In an effort to address the bandwidth problem, Steven co-founded Uprizer with Freenet Project founder Ian Clarke and Rob Kramer. A pioneer in P2P and funded by Intel and others, the goal was to develop a zero-cost bandwidth solution for independent creators. After Hummer-Winblad was named in the Napster lawsuits, Uprizer re-oriented as an enterprise software solution, Steven and Ian departed, and the company was later sold to Redux Holdings.

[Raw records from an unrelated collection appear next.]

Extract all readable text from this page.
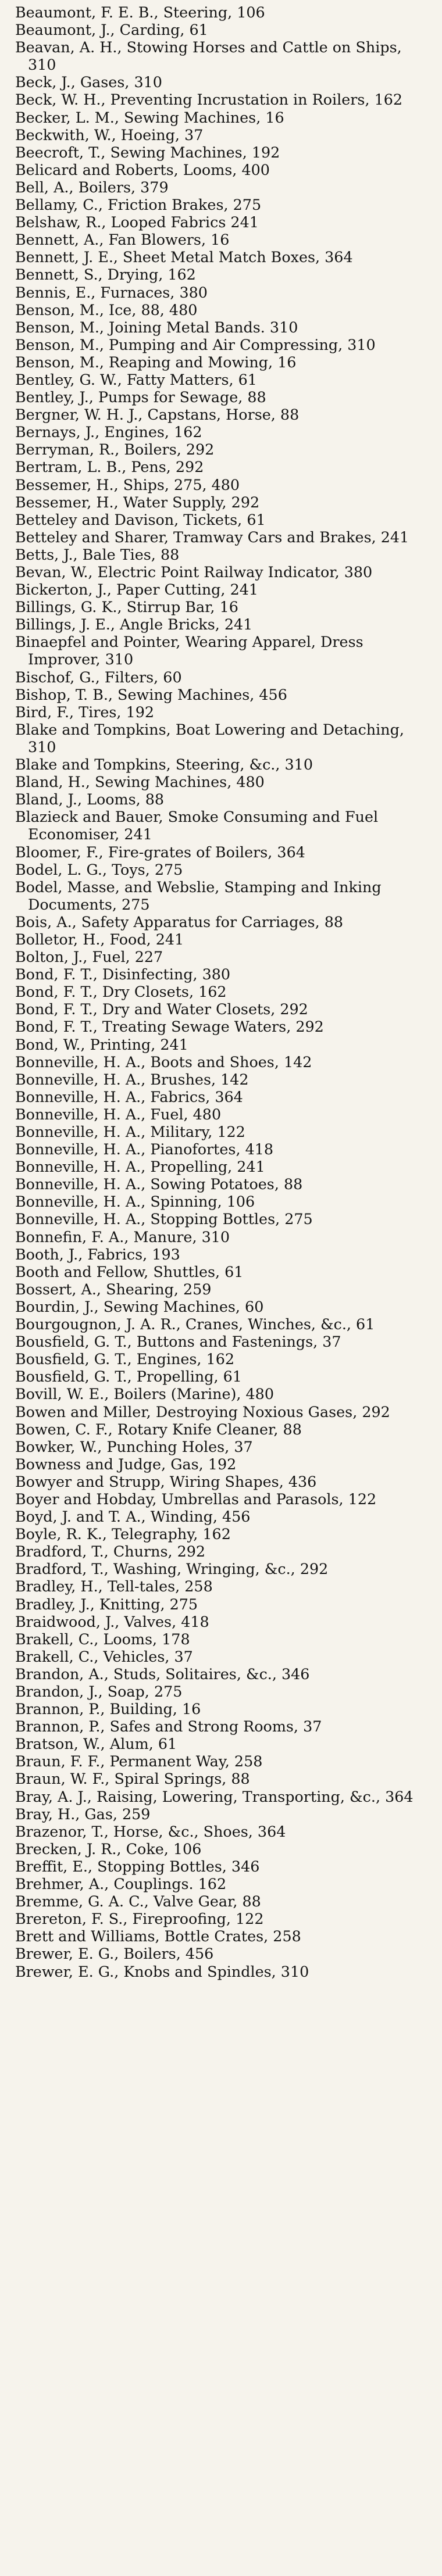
Beaumont, F. E. B., Steering, 106
Beaumont, J., Carding, 61
Beavan, A. H., Stowing Horses and Cattle on Ships, 310
Beck, J., Gases, 310
Beck, W. H., Preventing Incrustation in Roilers, 162
Becker, L. M., Sewing Machines, 16
Beckwith, W., Hoeing, 37
Beecroft, T., Sewing Machines, 192
Belicard and Roberts, Looms, 400
Bell, A., Boilers, 379
Bellamy, C., Friction Brakes, 275
Belshaw, R., Looped Fabrics 241
Bennett, A., Fan Blowers, 16
Bennett, J. E., Sheet Metal Match Boxes, 364
Bennett, S., Drying, 162
Bennis, E., Furnaces, 380
Benson, M., Ice, 88, 480
Benson, M., Joining Metal Bands. 310
Benson, M., Pumping and Air Compressing, 310
Benson, M., Reaping and Mowing, 16
Bentley, G. W., Fatty Matters, 61
Bentley, J., Pumps for Sewage, 88
Bergner, W. H. J., Capstans, Horse, 88
Bernays, J., Engines, 162
Berryman, R., Boilers, 292
Bertram, L. B., Pens, 292
Bessemer, H., Ships, 275, 480
Bessemer, H., Water Supply, 292
Betteley and Davison, Tickets, 61
Betteley and Sharer, Tramway Cars and Brakes, 241
Betts, J., Bale Ties, 88
Bevan, W., Electric Point Railway Indicator, 380
Bickerton, J., Paper Cutting, 241
Billings, G. K., Stirrup Bar, 16
Billings, J. E., Angle Bricks, 241
Binaepfel and Pointer, Wearing Apparel, Dress Improver, 310
Bischof, G., Filters, 60
Bishop, T. B., Sewing Machines, 456
Bird, F., Tires, 192
Blake and Tompkins, Boat Lowering and Detaching, 310
Blake and Tompkins, Steering, &c., 310
Bland, H., Sewing Machines, 480
Bland, J., Looms, 88
Blazieck and Bauer, Smoke Consuming and Fuel Economiser, 241
Bloomer, F., Fire-grates of Boilers, 364
Bodel, L. G., Toys, 275
Bodel, Masse, and Webslie, Stamping and Inking Documents, 275
Bois, A., Safety Apparatus for Carriages, 88
Bolletor, H., Food, 241
Bolton, J., Fuel, 227
Bond, F. T., Disinfecting, 380
Bond, F. T., Dry Closets, 162
Bond, F. T., Dry and Water Closets, 292
Bond, F. T., Treating Sewage Waters, 292
Bond, W., Printing, 241
Bonneville, H. A., Boots and Shoes, 142
Bonneville, H. A., Brushes, 142
Bonneville, H. A., Fabrics, 364
Bonneville, H. A., Fuel, 480
Bonneville, H. A., Military, 122
Bonneville, H. A., Pianofortes, 418
Bonneville, H. A., Propelling, 241
Bonneville, H. A., Sowing Potatoes, 88
Bonneville, H. A., Spinning, 106
Bonneville, H. A., Stopping Bottles, 275
Bonnefin, F. A., Manure, 310
Booth, J., Fabrics, 193
Booth and Fellow, Shuttles, 61
Bossert, A., Shearing, 259
Bourdin, J., Sewing Machines, 60
Bourgougnon, J. A. R., Cranes, Winches, &c., 61
Bousfield, G. T., Buttons and Fastenings, 37
Bousfield, G. T., Engines, 162
Bousfield, G. T., Propelling, 61
Bovill, W. E., Boilers (Marine), 480
Bowen and Miller, Destroying Noxious Gases, 292
Bowen, C. F., Rotary Knife Cleaner, 88
Bowker, W., Punching Holes, 37
Bowness and Judge, Gas, 192
Bowyer and Strupp, Wiring Shapes, 436
Boyer and Hobday, Umbrellas and Parasols, 122
Boyd, J. and T. A., Winding, 456
Boyle, R. K., Telegraphy, 162
Bradford, T., Churns, 292
Bradford, T., Washing, Wringing, &c., 292
Bradley, H., Tell-tales, 258
Bradley, J., Knitting, 275
Braidwood, J., Valves, 418
Brakell, C., Looms, 178
Brakell, C., Vehicles, 37
Brandon, A., Studs, Solitaires, &c., 346
Brandon, J., Soap, 275
Brannon, P., Building, 16
Brannon, P., Safes and Strong Rooms, 37
Bratson, W., Alum, 61
Braun, F. F., Permanent Way, 258
Braun, W. F., Spiral Springs, 88
Bray, A. J., Raising, Lowering, Transporting, &c., 364
Bray, H., Gas, 259
Brazenor, T., Horse, &c., Shoes, 364
Brecken, J. R., Coke, 106
Breffit, E., Stopping Bottles, 346
Brehmer, A., Couplings. 162
Bremme, G. A. C., Valve Gear, 88
Brereton, F. S., Fireproofing, 122
Brett and Williams, Bottle Crates, 258
Brewer, E. G., Boilers, 456
Brewer, E. G., Knobs and Spindles, 310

Steven was then approached by the Pacifica Foundation to reorganize KPFK-FM, the largest progressive radio signal in the US. After helping to restore community and financial controls he started ChangeTv, a user-generated digital cable network designed to filter online video onto cable and reward creators, and advised by John Perry Barlow and Amnesty International's Jack Healy.

[edit] Revver

When cable network financing proved difficult, Steven repurposed ChangeTv into an online creator marketplace, bringing on Ian Clarke, Andrew Clarke, Oliver Luckett and Downhill Battle as consultants, focusing on how to reward online video creators in direct proportion to virality. After raising capital from the syndicate that funded Skype, Ian and Oliver were named co-founders and the Revver beta launched on October 29, 2005.

Revver splits advertising revenue 50/50 with creators, and gives 20% of advertising revenue off the top to syndicators. To allow sharing of Revver videos, the upload license enables redistribution under the Attribution-NonCommercial-NoDerivs 2.5 Creative Commons License. Although a lot smaller than sites like YouTube and MySpace, Revver’s creator-centric business model has had an impact; numerous video sites now offer advertising revenue share to creators.

In 2006, Revver was awarded the Most Influential Independent Website by Television Week, nominated for an Advanced Technology Emmy Award, and honored as one of the 100 most promising startups by Red Herring. In 2007, Revver announced it had paid out its first million dollars to online creators and syndicators. In February 2008, Revver was sold to LiveUniverse.

[edit] FLOW: For Love Of Water

Steven stepped down as Revver's CEO in June, 2007 to focus on the production of a feature-length documentary about the global water crisis entitled FLOW: For Love Of Water. The film was invited to the 2008 Sundance Film Festival as part of the Documentary Competition, the Mumbai International Film Festival in Bombay, India, and had its New York premiere at the Film Society of Lincoln Center.